“I don’t like walking back from M Street at night, but that’s where everyone goes to socialize.”

“DPS seems too wrapped up in busting my parties, rather than protecting me.”

“I tried to read the alcohol policy in the Student Handbook to figure out what was allowed, but I couldn’t understand past the first section.”

“I’m in college, I’m 21 and I’m responsible. Give me some ownership of my campus and stop stigmatizing everything pertaining to alcohol.”

It was thoughts such as these that brought together a collaborative group of students, faculty, staff and senior administrators to form the FRIENDS Initiative’s Alcohol Policy Team. The group set out to analyze the nature of alcohol use at Georgetown and the university’s policies on the matter. We were particularly interested in evaluating the extent to which the policy allows Georgetown to realize its educational mission of promoting community, education, respect and responsibility.

As we met weekly and listened to the views of students, we came across three major themes:

First, many students perceived difficulties socializing on campus. An overbearing policy coupled with intense regulation and disciplinary action seemed to discourage students from gathering inside Healy Gates. The alternatives were the less safe options of going to bars or parties off campus.

Secondly, many students found the alcohol policy difficult to understand. The existing policy remains unclear and repetitive to many readers, especially new students who may find themselves in trouble during their opening days, weeks and months here..

Finally, the current policy seems to promote a disrespectful environment. As college students, we strive for independence and want to be treated as responsible adults. Instead, our alcohol policy requires the watchful eye of the Department of Public Safety and Student Conduct to monitor such trivial offenses as keeping a decorative wine bottle in our rooms or standing next to an underage drinker.

The challenge then was to find appropriate answers to these student issues. We embarked upon a methodical two-year process: seeking perspectives of diverse members of our community, researching policies at other similar universities around the country, conducting research into drinking patterns on campus and looking at relevant federal and local laws regarding the use of alcohol. We also found that most Georgetown students socialize responsibly and respectfully. According to the 2000 Survey on Student Perceptions of Alcohol done on campus, 98 percent of students report that they “keep an eye out on a friend to make sure s/he stays safe” and “walk home with a friend who is drunk to make sure s/he gets home safely.”

We believe that it is possible to promote safety and build a community by revising our alcohol policies to make it easier to socialize on campus, with and without alcohol. To that end, our policy includes:

 Abolishment of the current system of party and keg registration

 Creation of a Party Engagement Group (PEG) to advise students of preventive measures to help them avoid personal harm, a degradation of community and disciplinary action at parties

 Removal of the designation of “alcohol free residential housing,” or “dry dorms,” in an effort to clarify regulations and streamline Georgetown’s policy with pertinent District laws

 An increase in the number of areas for student socialization on campus by paving the way for regulated alcohol usage in semi-public areas

 Revision of the violations and sanctions section of university policy to ensure compliance with relevant laws and with Georgetown’s mission.

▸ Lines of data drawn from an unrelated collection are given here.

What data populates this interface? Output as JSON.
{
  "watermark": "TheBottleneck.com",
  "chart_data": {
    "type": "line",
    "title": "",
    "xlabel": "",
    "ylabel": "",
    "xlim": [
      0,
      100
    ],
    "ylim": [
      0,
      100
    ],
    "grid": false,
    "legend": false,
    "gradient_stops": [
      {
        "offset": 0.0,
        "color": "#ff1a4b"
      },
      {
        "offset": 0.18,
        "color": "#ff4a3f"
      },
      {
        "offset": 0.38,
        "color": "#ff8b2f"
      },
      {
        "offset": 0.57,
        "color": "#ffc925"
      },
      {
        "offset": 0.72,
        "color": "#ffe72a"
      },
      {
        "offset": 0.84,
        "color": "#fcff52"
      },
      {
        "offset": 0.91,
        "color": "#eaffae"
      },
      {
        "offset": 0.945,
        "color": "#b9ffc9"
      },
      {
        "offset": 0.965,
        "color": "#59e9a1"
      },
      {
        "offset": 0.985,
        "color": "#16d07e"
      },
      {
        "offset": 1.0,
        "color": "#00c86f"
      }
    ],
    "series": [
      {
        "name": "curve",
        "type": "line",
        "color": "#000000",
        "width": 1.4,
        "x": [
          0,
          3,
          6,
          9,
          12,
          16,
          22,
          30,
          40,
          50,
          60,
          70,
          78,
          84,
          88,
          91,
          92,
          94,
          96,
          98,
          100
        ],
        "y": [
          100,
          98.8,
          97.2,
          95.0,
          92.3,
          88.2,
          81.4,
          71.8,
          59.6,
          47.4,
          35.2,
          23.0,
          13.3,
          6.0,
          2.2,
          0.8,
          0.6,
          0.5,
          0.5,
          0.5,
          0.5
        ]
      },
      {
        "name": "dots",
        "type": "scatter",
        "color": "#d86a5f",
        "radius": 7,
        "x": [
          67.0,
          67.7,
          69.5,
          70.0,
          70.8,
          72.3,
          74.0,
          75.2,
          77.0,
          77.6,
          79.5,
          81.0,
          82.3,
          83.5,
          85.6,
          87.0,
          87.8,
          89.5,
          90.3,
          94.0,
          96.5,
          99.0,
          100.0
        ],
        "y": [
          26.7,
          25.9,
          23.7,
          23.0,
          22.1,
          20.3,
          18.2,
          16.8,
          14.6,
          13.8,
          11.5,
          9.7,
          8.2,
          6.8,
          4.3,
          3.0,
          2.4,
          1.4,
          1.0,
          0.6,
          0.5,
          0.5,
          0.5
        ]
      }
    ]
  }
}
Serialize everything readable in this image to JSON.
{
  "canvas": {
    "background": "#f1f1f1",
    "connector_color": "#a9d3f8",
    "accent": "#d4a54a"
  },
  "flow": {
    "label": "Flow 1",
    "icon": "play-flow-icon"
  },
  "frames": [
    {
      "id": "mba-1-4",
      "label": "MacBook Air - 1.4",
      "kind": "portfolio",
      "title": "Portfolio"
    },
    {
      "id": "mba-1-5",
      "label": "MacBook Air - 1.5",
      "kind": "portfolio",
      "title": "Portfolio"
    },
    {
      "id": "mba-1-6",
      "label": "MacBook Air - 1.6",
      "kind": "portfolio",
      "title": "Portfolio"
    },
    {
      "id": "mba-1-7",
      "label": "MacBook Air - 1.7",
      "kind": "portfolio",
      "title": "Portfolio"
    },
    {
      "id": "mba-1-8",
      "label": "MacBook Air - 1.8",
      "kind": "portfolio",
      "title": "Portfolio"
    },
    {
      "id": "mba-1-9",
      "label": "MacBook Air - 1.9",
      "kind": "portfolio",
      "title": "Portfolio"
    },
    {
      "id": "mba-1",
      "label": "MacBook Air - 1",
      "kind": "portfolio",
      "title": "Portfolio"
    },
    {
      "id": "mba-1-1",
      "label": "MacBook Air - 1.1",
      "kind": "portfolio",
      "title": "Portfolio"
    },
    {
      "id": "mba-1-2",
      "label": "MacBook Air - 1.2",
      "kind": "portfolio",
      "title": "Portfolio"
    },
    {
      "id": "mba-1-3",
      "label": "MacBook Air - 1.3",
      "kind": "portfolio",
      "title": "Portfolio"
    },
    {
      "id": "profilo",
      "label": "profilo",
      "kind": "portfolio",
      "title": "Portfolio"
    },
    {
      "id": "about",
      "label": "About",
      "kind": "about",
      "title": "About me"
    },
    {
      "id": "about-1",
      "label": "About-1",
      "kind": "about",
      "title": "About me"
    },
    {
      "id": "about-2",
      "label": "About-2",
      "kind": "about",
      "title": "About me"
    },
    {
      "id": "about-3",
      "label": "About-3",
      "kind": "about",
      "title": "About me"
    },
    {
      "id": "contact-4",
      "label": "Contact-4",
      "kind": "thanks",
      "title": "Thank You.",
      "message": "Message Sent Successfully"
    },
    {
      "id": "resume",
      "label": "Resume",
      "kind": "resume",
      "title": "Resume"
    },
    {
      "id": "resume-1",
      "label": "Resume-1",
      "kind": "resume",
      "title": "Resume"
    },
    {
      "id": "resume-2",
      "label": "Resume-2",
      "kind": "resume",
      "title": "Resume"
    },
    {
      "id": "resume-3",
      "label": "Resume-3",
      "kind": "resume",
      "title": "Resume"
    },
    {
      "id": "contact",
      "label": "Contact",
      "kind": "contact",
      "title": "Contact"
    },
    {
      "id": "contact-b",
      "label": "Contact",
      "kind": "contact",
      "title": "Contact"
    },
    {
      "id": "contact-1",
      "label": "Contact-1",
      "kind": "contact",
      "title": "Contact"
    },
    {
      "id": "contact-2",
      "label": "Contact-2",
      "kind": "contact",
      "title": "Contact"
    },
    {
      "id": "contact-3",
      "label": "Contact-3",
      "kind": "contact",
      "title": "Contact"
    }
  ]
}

We are not so naive to think that our proposal will solve all problems or be adopted in its entirety. But nor are we pessimists who believe students can’t handle the responsibility of their choices.

From the beginning, our role has been not to dictate rules for the campus community, but rather to make reasoned proposals for public consumption. Certainly, it has been our hope that in proposing these revisions, we would achieve results; yet equally important along the way was the ability to spark a campus-wide debate over the crucial topic of student alcohol use. This year, students have already shown the university they can control themselves in social situations on campus where alcohol is involved. HoyaPalooza was a prime example of an outstanding community event in which students acted responsibly, did not drink to excess and greatly enjoyed themselves inside Healy Gates. We’re confident that Homecoming will be, too.

Not everyone will agree with what we submitted, but students will have the opportunity to inform themselves on this issue and to think about their experiences here at Georgetown and the risks that are associated with it. Over the past few weeks, The Hoya and the Voice have written contrasting editorials (“FRIENDS To Create “Beer-ocracy,” The Hoya, Sept. 5, 2003, p. 2), (“A Responsible Alchohol Policy,” The Georgetown Voice, Aug. 28, 2003) on our proposal. We welcome this – engaging in public debate over this issue is one step toward our goal.

In that spirit, we have placed our policy proposal on the FRIENDS Web site, http://friends.georgetown.edu, and hope students will take the time to see what our policy is about, to inform themselves about the existing policy and to develop opinions about alcohol use here at Georgetown. Over the coming months, we look forward to students having the opportunity to express their opinions both formally and informally across this campus.

Katie Boogaard is a senior in the College. Mike Glick is a junior in the College. Both currently serve as co-chairs of the FRIENDS Initiative Alcohol Policy Team.